Nonostante gli studi sull'efficacia della supplementazione con oligoelementi nella pratica sportiva appaiano alquanto incoraggianti, fortemente discusso è il ruolo dello ZMA. Solamente uno studio del prof.Brilla, non pubblicato, ha dimostrato come la supplementazione con 30 mg di zinco monometionina/aspartato, 450 mg di magnesio/aspartato e 10.5 mg di Vitamina B6, per 8 settimane prima di coricarsi, abbia incrementato i livelli di testosterone totale e libero di oltre il 30%, di IGF-1 (importante messaggero con funziona anabolica) del 3.6%, oltre ad un miglioramento della performance atletica.  Successivi lavori scientifici hanno però smentito queste ipotesi, riproducendo il medesimo esperimento su un numero maggiore di atleti.
Interessante è uno studio che mostra come lo zinco possa interferire con i processi di assorbimento del magnesio, disequilibrando il rapporto magnesio introdotto/magnesio escreto; ciò, probabilmente, pone le basi per la comprensione del motivo per il quale lo ZMA non sembra in grado di replicare i risultati ottenuti per i singoli elementi, fallendo anche nel primo dei suoi obiettivi: ottimizzare l'assorbimento dei due minerali.

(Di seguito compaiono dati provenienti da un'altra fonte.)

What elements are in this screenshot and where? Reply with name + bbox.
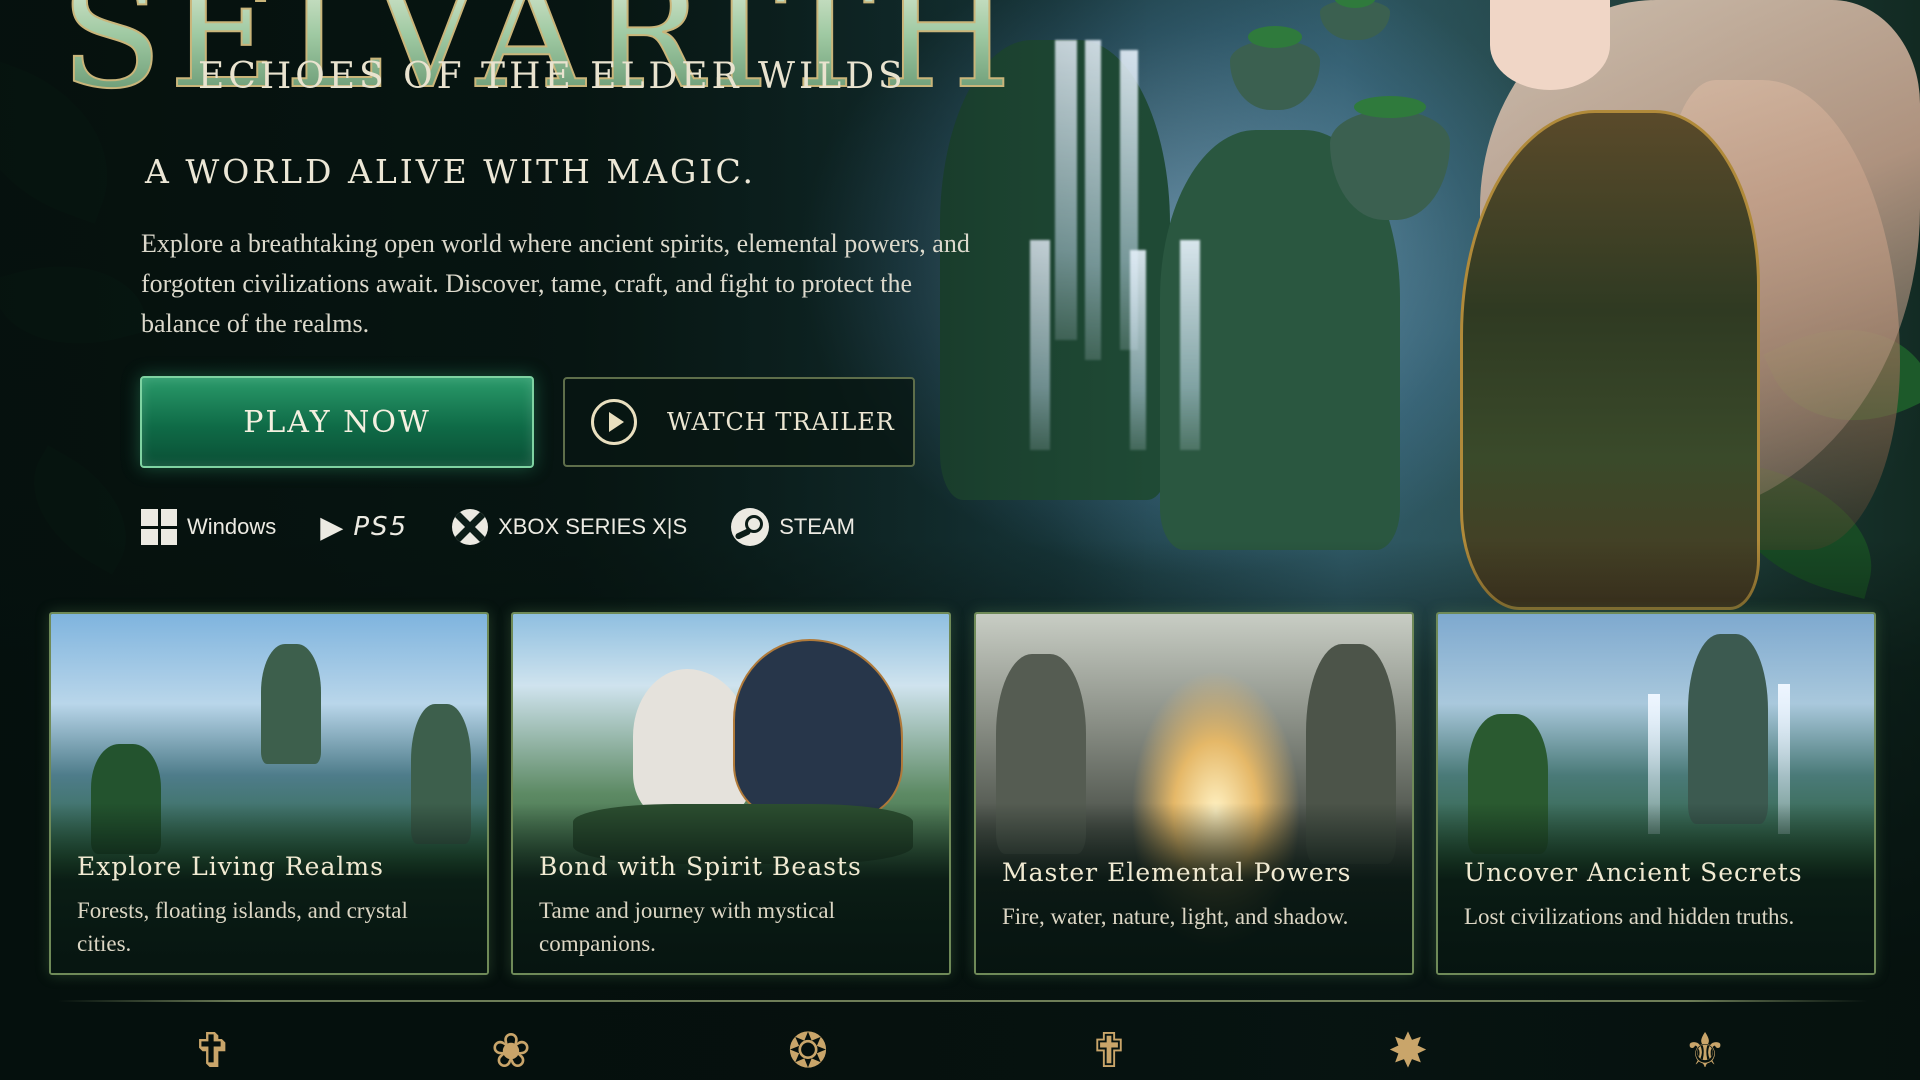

Modo d'uso consigliato dalla ditta - ZMA – ProAction

Assumere una capsula di ZMA (400mg) la sera, a stomaco vuoto prima di dormire.

Modo d'uso nella pratica sportiva - ZMA – ProAction

Se si volesse replicare il dosaggio utilizzato nell'unico studio nel quale si sono ottenuti dei risultati benefici, dato il basso dosaggio delle capsule di questo integratore, se ne dovrebbero assumere ben 6, correndo il rischio di effetti collaterali presumibilmente concentrati nel tratto gastrointestinale, e senza la certezza di alcun beneficio.
Relativamente ai singoli elementi, invece, sembra che nella pratica sportiva il dosaggio più efficace sia quello di 10mg/kg/die per il magnesio e di 3mg/kg/die per lo zinco. A queste dosi, tuttavia, sono documentati alcuni effetti collaterali, prevalentemente concentrati a livello gastro intestinale con diarree.

Effetti collaterali ZMA – ProAction

Zinco: elevate quantità di zinco introdotte  sono responsabili di dolori addominali, diarrea, nausea e vomito. La somministrazione cronica di zinco (60 mg/die totali) si associa a deficit di rame.
Magnesio: elevate quantità di magnesio sono responsabili di profuse diarree. L'aumento dei livelli sierici di magnesio si associa invece a ipotensione, confusione, turbe del ritmo cardiaco, deterioramento della funzionalità renale, stanchezza, difficoltà respiratoria, fin'anche l'arresto cardiaco. La dose di supplementazione sicura sembra essere quella di 350mg/die.
Vitamina B6: la somministrazione cronica può essere responsabile di danni al sistema nervoso e neuropatie di vario livello già a dosi superiori i 200mg/die.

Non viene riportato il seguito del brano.